For Lync Server 2013
- Determine and record the path of DATAMCUSVC.exe on the server.
By default, the installation path is as follows:
C:\Program Files\Microsoft Lync Server 2013\Web Conferencing
You can also obtain this information through the Services tool by reviewing the properties of the Lync Server Web Conferencing service.
- Start Registry Editor. To do this, click Start, click Run, type regedit, and then click OK.
- Locate the following registry subkey:
HKEY_LOCAL_MACHINE\SOFTWARE\Microsoft\.NETFramework\v4.0.30319\System.Net.ServicePointManager.RequireCertificateEKUs
Note If you are proactively deploying the update in advance of applying the .NET Framework security update, you must create one or more keys manually because they do not yet exist.
- Create the following DWORD name and value:
DWORD Name: Path_obtained_in_Step_1\DATAMCUSVC.exe DWORD Value: 0
Important Do not include quotation marks in the DWORD name.
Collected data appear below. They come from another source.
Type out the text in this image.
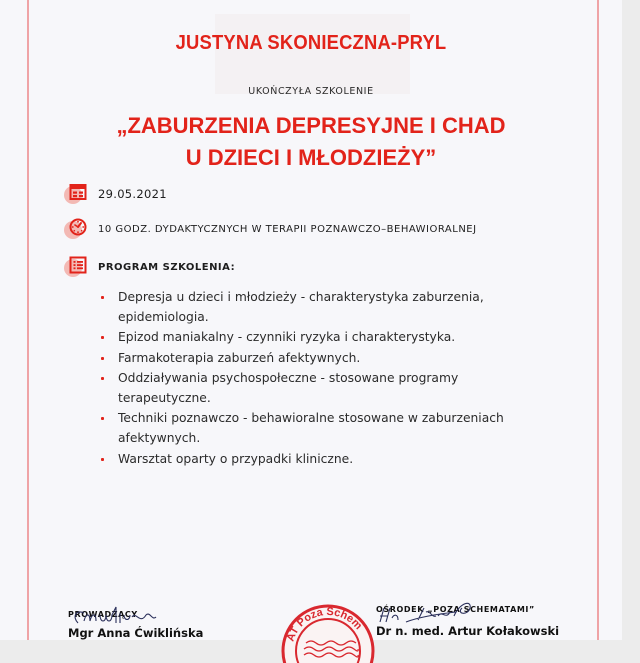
JUSTYNA SKONIECZNA-PRYL
UKOŃCZYŁA SZKOLENIE
„ZABURZENIA DEPRESYJNE I CHAD
U DZIECI I MŁODZIEŻY”
29.05.2021
10 GODZ. DYDAKTYCZNYCH W TERAPII POZNAWCZO–BEHAWIORALNEJ
PROGRAM SZKOLENIA:
Depresja u dzieci i młodzieży - charakterystyka zaburzenia,
epidemiologia.
Epizod maniakalny - czynniki ryzyka i charakterystyka.
Farmakoterapia zaburzeń afektywnych.
Oddziaływania psychospołeczne - stosowane programy
terapeutyczne.
Techniki poznawczo - behawioralne stosowane w zaburzeniach
afektywnych.
Warsztat oparty o przypadki kliniczne.
PROWADZĄCY
Mgr Anna Ćwiklińska	AT Poza Schem
OŚRODEK „POZA SCHEMATAMI”
Dr n. med. Artur Kołakowski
The new DWORD name and value should resemble the following:
DWORD Name: C:\Program Files\Microsoft Lync Server 2013\Web Conferencing\DATAMCUSVC.exe
DWORD Value: 0
- Restart the Lync Server Web Conferencing Service (RTCDATAMCU).
For Lync Server 2010
- Determine and record the path of DATAMCUSVC.exe on the server.
Note By default, the installation path is as follows:
C:\Program Files\Microsoft Lync Server 2010\Web Conferencing
You can also obtain this information through the Services tool by reviewing the properties of the Lync Server Web Conferencing Service.
- Start Registry Editor. To do this, click Start, click Run, type regedit, and then click Ok.
- Locate the following registry subkey:
HKEY_LOCAL_MACHINE\SOFTWARE\Microsoft\.NETFramework\v2.0.50727\System.Net.ServicePointManager.RequireCertificateEKUs
Note If you are proactively deploying the update in advance of applying the .NET Framework security update, you must create one or more keys manually because they do not yet exist.
- Create the following DWORD names and values:
DWORD Name: Path_obtained_in_Step_1\DATAMCUSVC.exe
DWORD Value: 0
Important Do not include quotation marks in the DWORD name. The w3wp.exe path is case sensitive and should be all in lowercase.
The new DWORD name and value should resemble the following:
DWORD Name: C:\Program Files\Microsoft Lync Server 2010\Web Conferencing\DATAMCUSVC.exe
DWORD Value: 0
- Restart the Lync Server Web Conferencing service (RTCDATAMCU).